I have not experimented with any of the offcore response counter options on SKX, so I don't have any expectations about whether they should be trusted....
There is certainly a great deal of non-determinism in Intel processors (especially with regard to hardware prefetching), and it is likely that this is increased in the SKX generation. I would not expect this to have much influence on the offcore response event listed above, but it is not uncommon for performance counter events to have bugs whose magnitude depends on dynamically-adjusted behavior.
The most common example of dynamic variation in counts occurs with "demand read" events, which can be very low (if prefetching is aggressive), or high (if prefetching is disabled or if the access pattern is one that cannot be prefetched).
The event that you selected should be counting both demand and prefetch loads, so the split between the two should not matter.
An alternative dynamic mechanism that may apply here relates to bypass paths -- some data transfers can use either the "normal" (queued) data path or a "bypass" path, and in some cases these must be counted separately. There have been cases where no event to count traffic on the bypass path was provided (e.g., Sandy Bridge EP), requiring disabling the bypass path to obtain accurate measurements
You mentioned that you see large variations in this count --- how do the counts compare to the expected values?
When I want to use external (whole-program) counters with STREAM, I typically increase the NTIMES variable from the default of 10 to 100. This reduces the relative overhead of the setup and validation steps, so the simple estimate of expected traffic is closer.

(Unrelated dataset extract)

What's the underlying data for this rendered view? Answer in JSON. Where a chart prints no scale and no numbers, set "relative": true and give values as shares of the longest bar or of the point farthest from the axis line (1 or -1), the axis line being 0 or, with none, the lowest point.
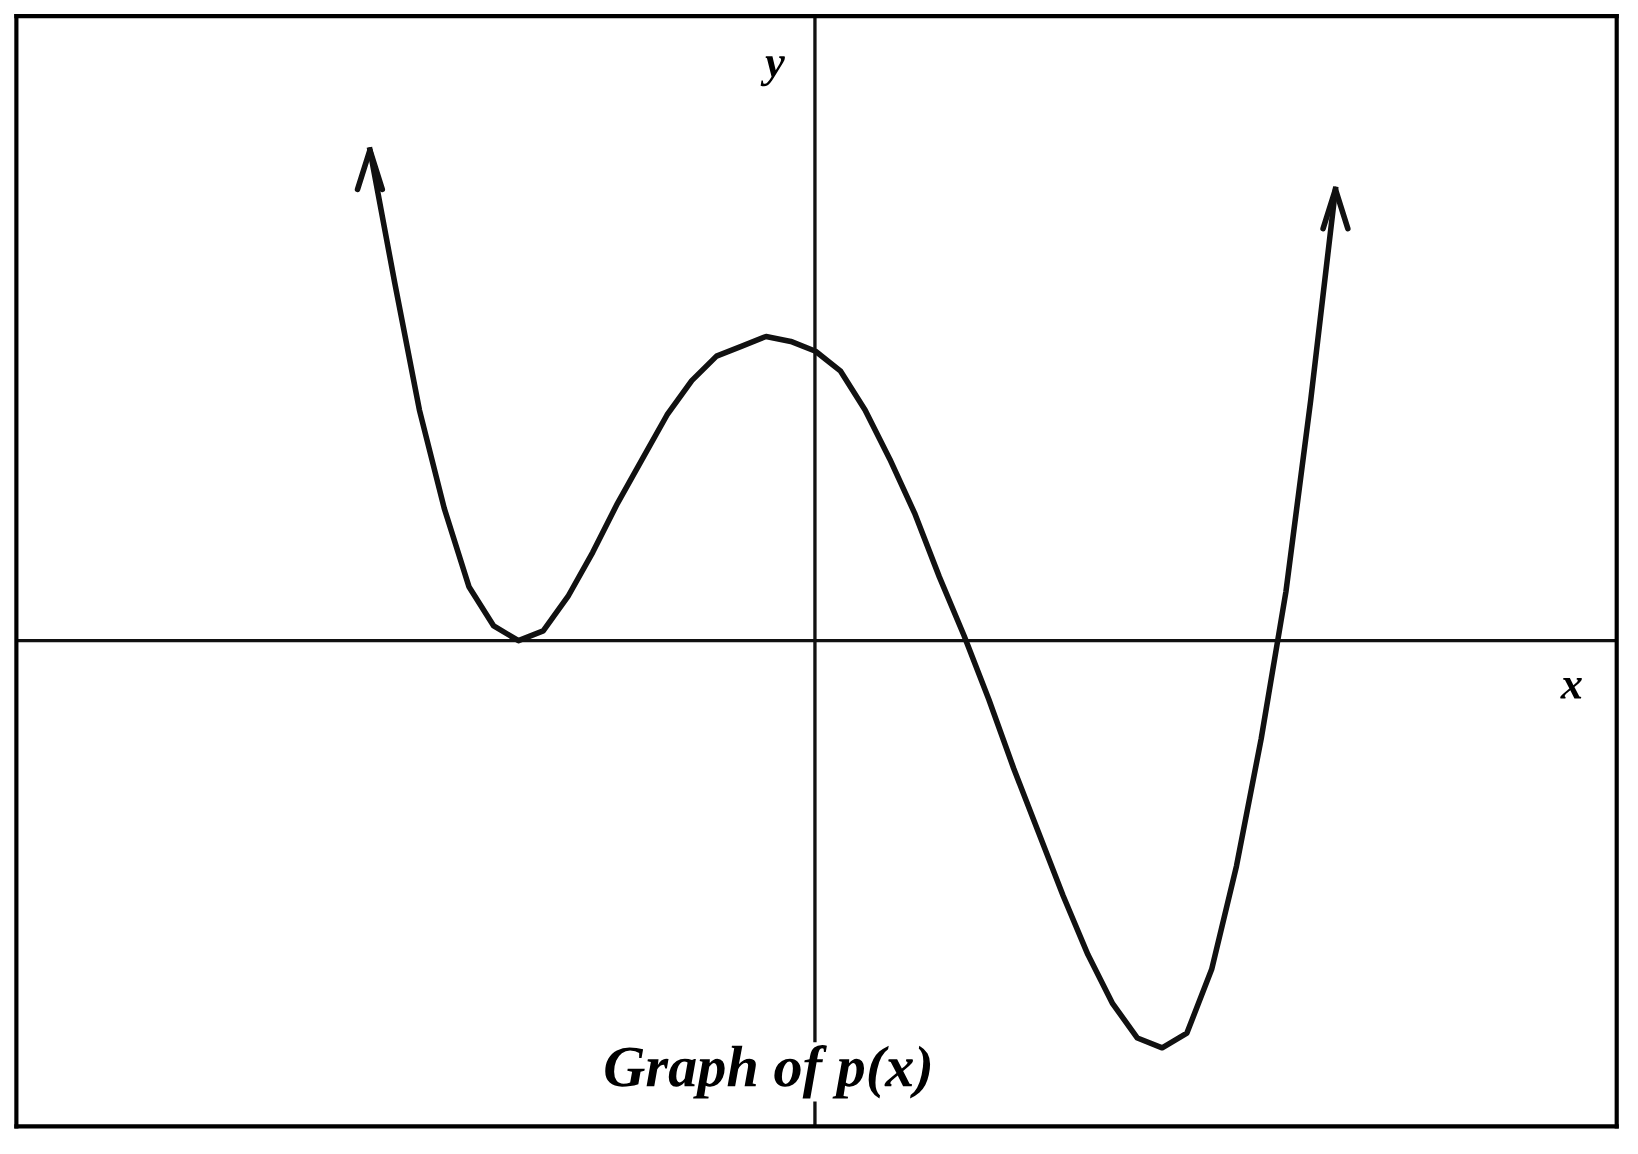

When compiled with streaming stores, the expected number of cache line reads and writes for a run of STREAM is
CAS.READS = STREAM_ARRAY_SIZE * (6 * NTIMES + 1 + 3) * sizeof(STREAM_TYPE) / 64
CAS.WRITES = STREAM_ARRAY_SIZE * (4 * NTIMES + 3) * sizeof(STREAM_TYPE) / 64
Here the "6" is the number of explicit reads in the four STREAM kernels, "1" is the number of reads in the initial timing granularity check, "3" is the number of reads in the result validation code. There are "4" explicit stores in the four STREAM kernels, and 3 explicit stores in the initialization section. (The latter may or may not actually happen, depending on horrible details of how the OS uses sneaky hardware features to instantiate pages.)